Inferring Latent Market Forces: Evaluating LLM Detection of Gamma Exposure Patterns via Obfuscation Testing
Christopher Regan, Ying Xie
TL;DR
The paper introduces obfuscation testing to assess whether large language models can reason about structural market mechanisms, specifically dealer hedging constraints tied to gamma exposure, rather than rely on temporal memorization. It implements a WHO→WHOM→WHAT causal framework across three dealer-hedging patterns using fully obfuscated SPY options data from 2024, achieving a 71.5% detection rate and a 91.2% forward-materialization accuracy. Detection reaches 100% with regime labels, illustrating the sensitivity to contextual prompts, while robust statistical validation (including Granger causality) supports genuine mechanistic understanding.
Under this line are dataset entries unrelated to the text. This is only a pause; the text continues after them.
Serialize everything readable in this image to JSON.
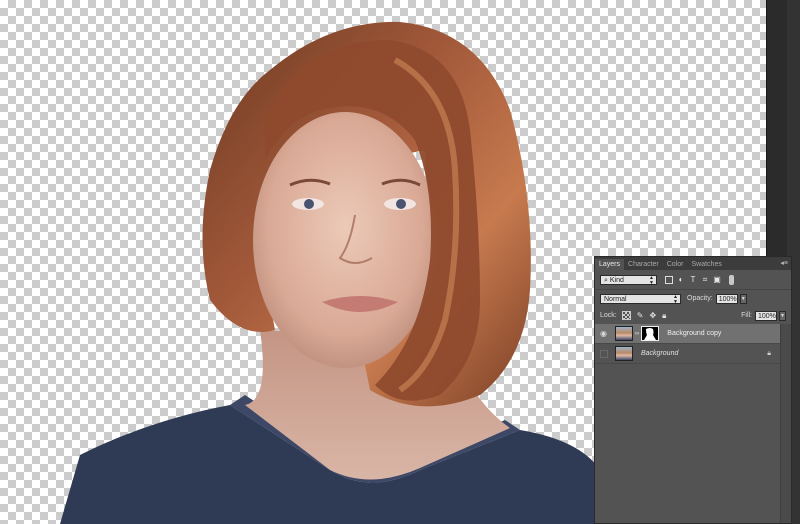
{
  "layers_panel": {
    "tabs": [
      "Layers",
      "Character",
      "Color",
      "Swatches"
    ],
    "active_tab": "Layers",
    "menu_icon": "panel-menu-icon",
    "filter": {
      "kind_label": "Kind",
      "search_icon": "search-icon"
    },
    "blend_mode": "Normal",
    "opacity_label": "Opacity:",
    "opacity_value": "100%",
    "lock_label": "Lock:",
    "fill_label": "Fill:",
    "fill_value": "100%",
    "layers": [
      {
        "name": "Background copy",
        "visible": true,
        "selected": true,
        "has_mask": true
      },
      {
        "name": "Background",
        "visible": false,
        "selected": false,
        "locked": true
      }
    ]
  },
  "colors": {
    "panel_bg": "#535353",
    "selected_row": "#717171",
    "canvas_checker": "#cccccc"
  }
}
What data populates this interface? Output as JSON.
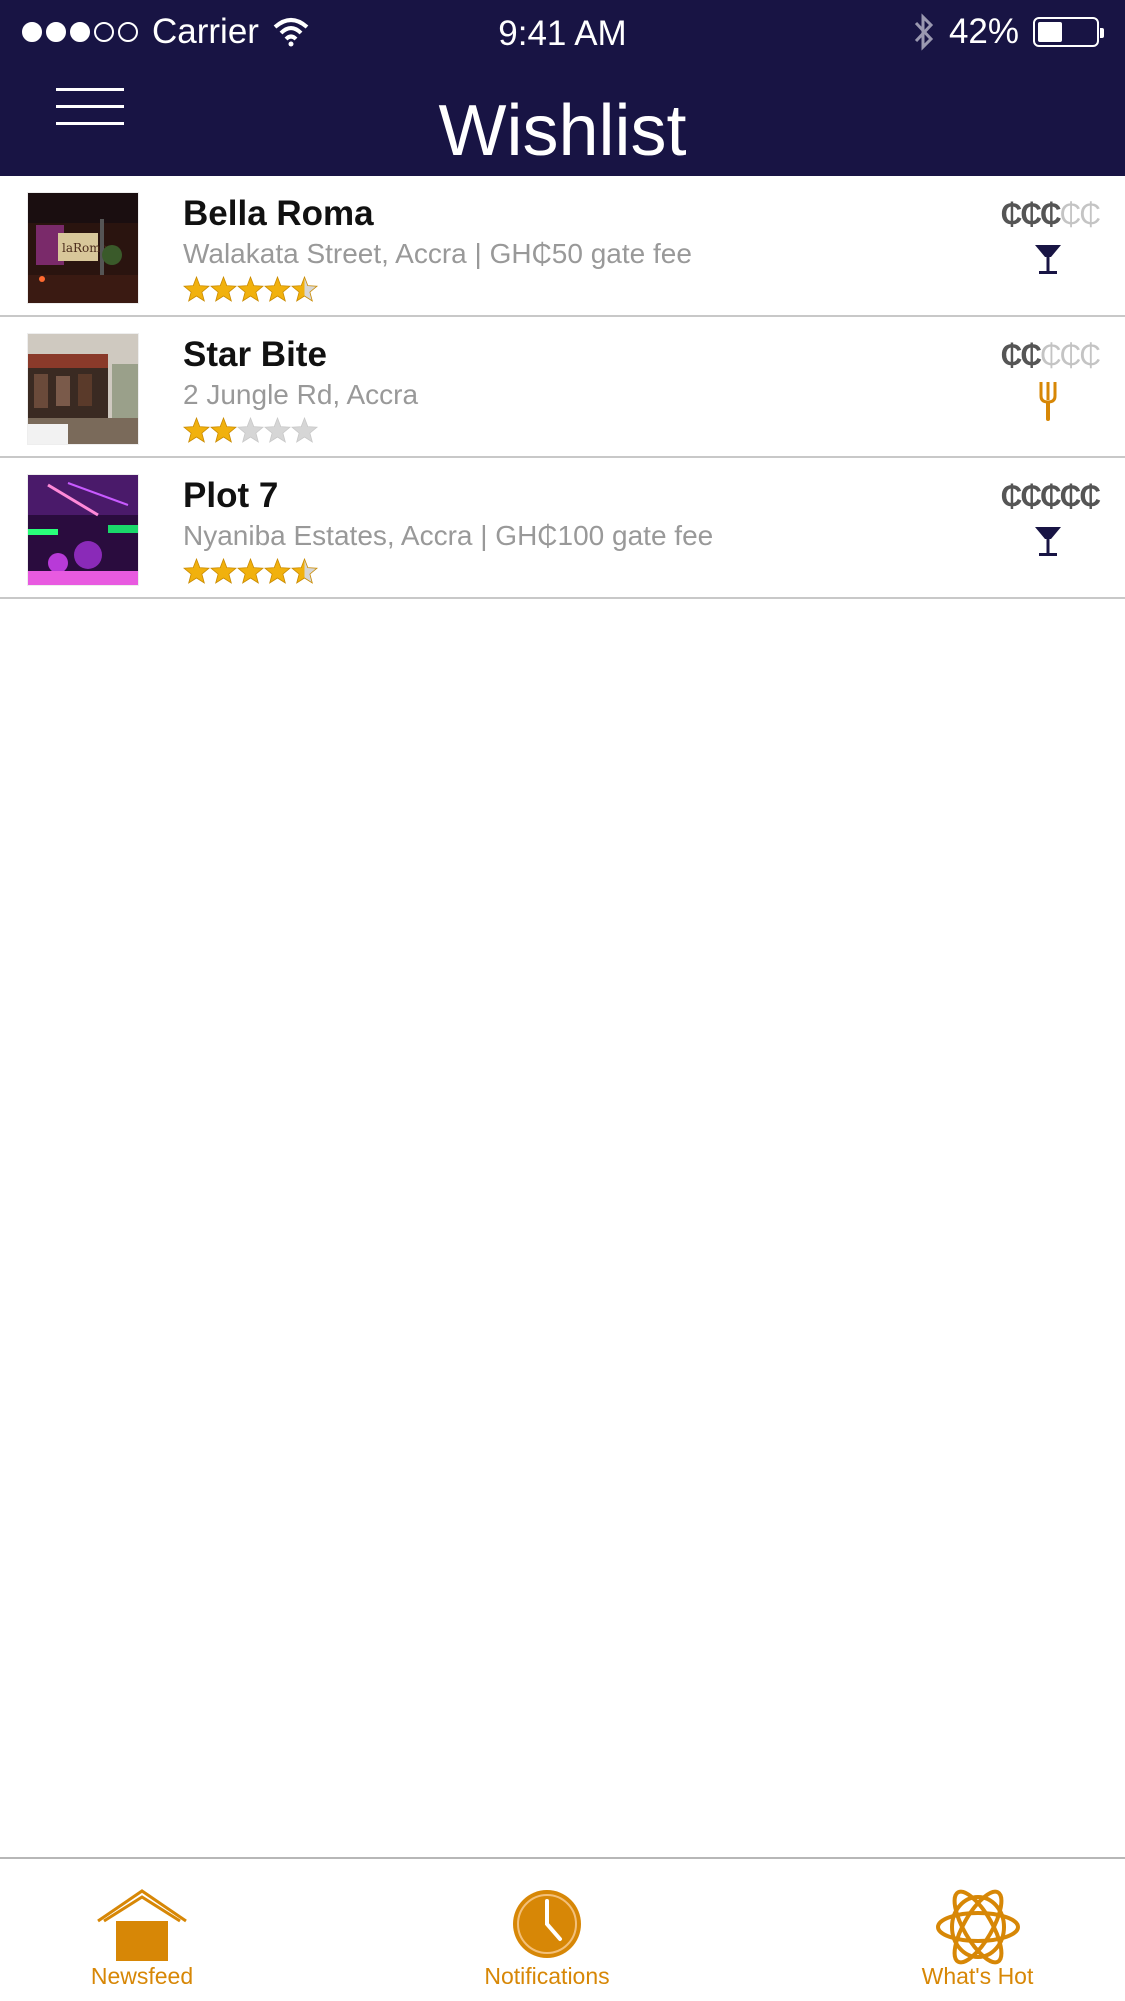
{
  "status_bar": {
    "carrier": "Carrier",
    "time": "9:41 AM",
    "battery_text": "42%",
    "battery_level": 0.42
  },
  "header": {
    "title": "Wishlist"
  },
  "colors": {
    "header_bg": "#181444",
    "accent": "#d78706",
    "star": "#f1b10d",
    "icon_dark": "#181444"
  },
  "wishlist": {
    "items": [
      {
        "name": "Bella Roma",
        "address": "Walakata Street, Accra | GH₵50 gate fee",
        "rating": 4.5,
        "price_level": 3,
        "price_max": 5,
        "category_icon": "cocktail-icon"
      },
      {
        "name": "Star Bite",
        "address": "2 Jungle Rd, Accra",
        "rating": 2,
        "price_level": 2,
        "price_max": 5,
        "category_icon": "fork-icon"
      },
      {
        "name": "Plot 7",
        "address": "Nyaniba Estates, Accra | GH₵100 gate fee",
        "rating": 4.5,
        "price_level": 5,
        "price_max": 5,
        "category_icon": "cocktail-icon"
      }
    ]
  },
  "tabbar": {
    "newsfeed": "Newsfeed",
    "notifications": "Notifications",
    "whats_hot": "What's Hot"
  }
}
The work demonstrates emergent structural reasoning capabilities in transformers, offers a rigorous validation methodology, and highlights implications for risk management, surveillance, and AI governance in financial markets.
Abstract
We introduce obfuscation testing, a novel methodology for validating whether large language models detect structural market patterns through causal reasoning rather than temporal association. Testing three dealer hedging constraint patterns (gamma positioning, stock pinning, 0DTE hedging) on 242 trading days (95.6% coverage) of S&P 500 options data, we find LLMs achieve 71.5% detection rate using unbiased prompts that provide only raw gamma exposure values without regime labels or temporal context. The WHO-WHOM-WHAT causal framework forces models to identify the economic actors (dealers), affected parties (directional traders), and structural mechanisms (forced hedging) underlying observed market dynamics. Critically, detection accuracy (91.2%) remains stable even as economic profitability varies quarterly, demonstrating that models identify structural constraints rather than profitable patterns. When prompted with regime labels, detection increases to 100%, but the 71.5% unbiased rate validates genuine pattern recognition. Our findings suggest LLMs possess emergent capabilities for detecting complex financial mechanisms through pure structural reasoning, with implications for systematic strategy development, risk management, and our understanding of how transformer architectures process financial market dynamics.